LegionMammal978 an hour ago | parent [-]

Yeah, it's pretty close to the "Imagine how great the world would be if everyone used Lisp/Haskell/WhateverLang instead of Java/JS everywhere!" take you sometimes see. As if the common developer wouldn't just write in all those languages like they're Java/JS, and keep clear of the advanced macros/type systems/whatever.

Even languages or environments that try to "steer the developer into the correct direction" have only really managed it when the new direction is something they already might've chosen to write. Otherwise, you just end up with many square pegs filed down to fit in round holes.

jonny_eh 12 hours ago | parent | prev [-]

It's not React's fault that people either don't know what they're doing, or don't care enough to make their software performant. This is not a new phenomenon, bad/rushed software has always existed.

croes 21 hours ago | parent | prev | next [-]

The UX for me went downhill the last 5-7 years. I don’t know if it’s react but something changed. Pages load slow or even don’t, strange display errors, slow reaction times etc.

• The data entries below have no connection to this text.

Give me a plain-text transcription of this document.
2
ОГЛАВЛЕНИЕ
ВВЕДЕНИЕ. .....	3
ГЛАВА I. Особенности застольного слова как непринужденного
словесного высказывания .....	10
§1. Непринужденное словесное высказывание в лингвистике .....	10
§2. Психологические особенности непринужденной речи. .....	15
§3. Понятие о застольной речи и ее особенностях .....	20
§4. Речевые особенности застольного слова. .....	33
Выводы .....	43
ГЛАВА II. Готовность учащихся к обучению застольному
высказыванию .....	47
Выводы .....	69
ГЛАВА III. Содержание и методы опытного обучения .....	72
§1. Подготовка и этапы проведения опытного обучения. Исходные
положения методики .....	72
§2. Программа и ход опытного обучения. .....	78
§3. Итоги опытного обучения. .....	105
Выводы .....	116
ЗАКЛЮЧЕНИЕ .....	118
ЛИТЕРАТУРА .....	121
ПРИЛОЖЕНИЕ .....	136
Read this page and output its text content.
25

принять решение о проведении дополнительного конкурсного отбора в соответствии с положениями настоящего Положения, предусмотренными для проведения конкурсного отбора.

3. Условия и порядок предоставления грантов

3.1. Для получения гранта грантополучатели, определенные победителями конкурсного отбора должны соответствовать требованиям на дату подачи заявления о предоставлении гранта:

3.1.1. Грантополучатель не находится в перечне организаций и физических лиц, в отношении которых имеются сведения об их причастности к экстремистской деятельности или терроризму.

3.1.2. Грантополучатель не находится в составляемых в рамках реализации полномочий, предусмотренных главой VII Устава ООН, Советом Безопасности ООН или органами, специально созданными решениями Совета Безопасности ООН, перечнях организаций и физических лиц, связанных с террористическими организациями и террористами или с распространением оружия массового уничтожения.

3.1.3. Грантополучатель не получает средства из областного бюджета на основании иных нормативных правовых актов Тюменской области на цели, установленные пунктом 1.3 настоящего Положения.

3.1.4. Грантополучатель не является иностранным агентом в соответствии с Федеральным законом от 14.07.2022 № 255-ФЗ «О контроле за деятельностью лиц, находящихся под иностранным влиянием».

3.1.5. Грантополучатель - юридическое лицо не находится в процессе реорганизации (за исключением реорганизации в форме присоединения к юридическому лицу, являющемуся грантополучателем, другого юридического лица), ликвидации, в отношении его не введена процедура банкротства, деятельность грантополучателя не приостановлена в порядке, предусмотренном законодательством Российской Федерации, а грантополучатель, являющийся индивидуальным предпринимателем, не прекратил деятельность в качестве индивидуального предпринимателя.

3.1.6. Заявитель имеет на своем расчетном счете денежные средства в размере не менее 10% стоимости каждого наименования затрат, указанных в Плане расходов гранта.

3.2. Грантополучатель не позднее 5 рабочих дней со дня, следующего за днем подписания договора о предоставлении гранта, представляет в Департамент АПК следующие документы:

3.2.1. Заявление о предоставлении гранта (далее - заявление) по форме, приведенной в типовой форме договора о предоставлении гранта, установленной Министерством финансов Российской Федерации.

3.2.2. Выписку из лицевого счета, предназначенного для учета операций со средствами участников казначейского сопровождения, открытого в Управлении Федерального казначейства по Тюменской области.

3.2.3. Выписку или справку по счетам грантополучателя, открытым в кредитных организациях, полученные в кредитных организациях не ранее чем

tracker1 21 hours ago | parent [-]

Too few run output analysis on their bundles or even track bundle sizes. There's a lot of kitchen sink repos, not to mention any number of other bottlenecks between the front end and back end. Worse across split teams for larger apps.

sublinear 4 hours ago | parent | prev [-]

This isn't true at all if you're working on maintaining a web app. When ease of hiring and getting tasks done quickly have become the priority it's because the business has let too much work pile up. It has very little to do with the money unless it's a small startup.

Frontend skills are misunderstood by most of HN because it's a hard role that directly involves business and product wants. There's a ton of hiring (and firing) because it's not easy to find the right people who can communicate about the work clearly with non-devs, navigate the office politics, know what to push back on or when to ask questions, and still write good code.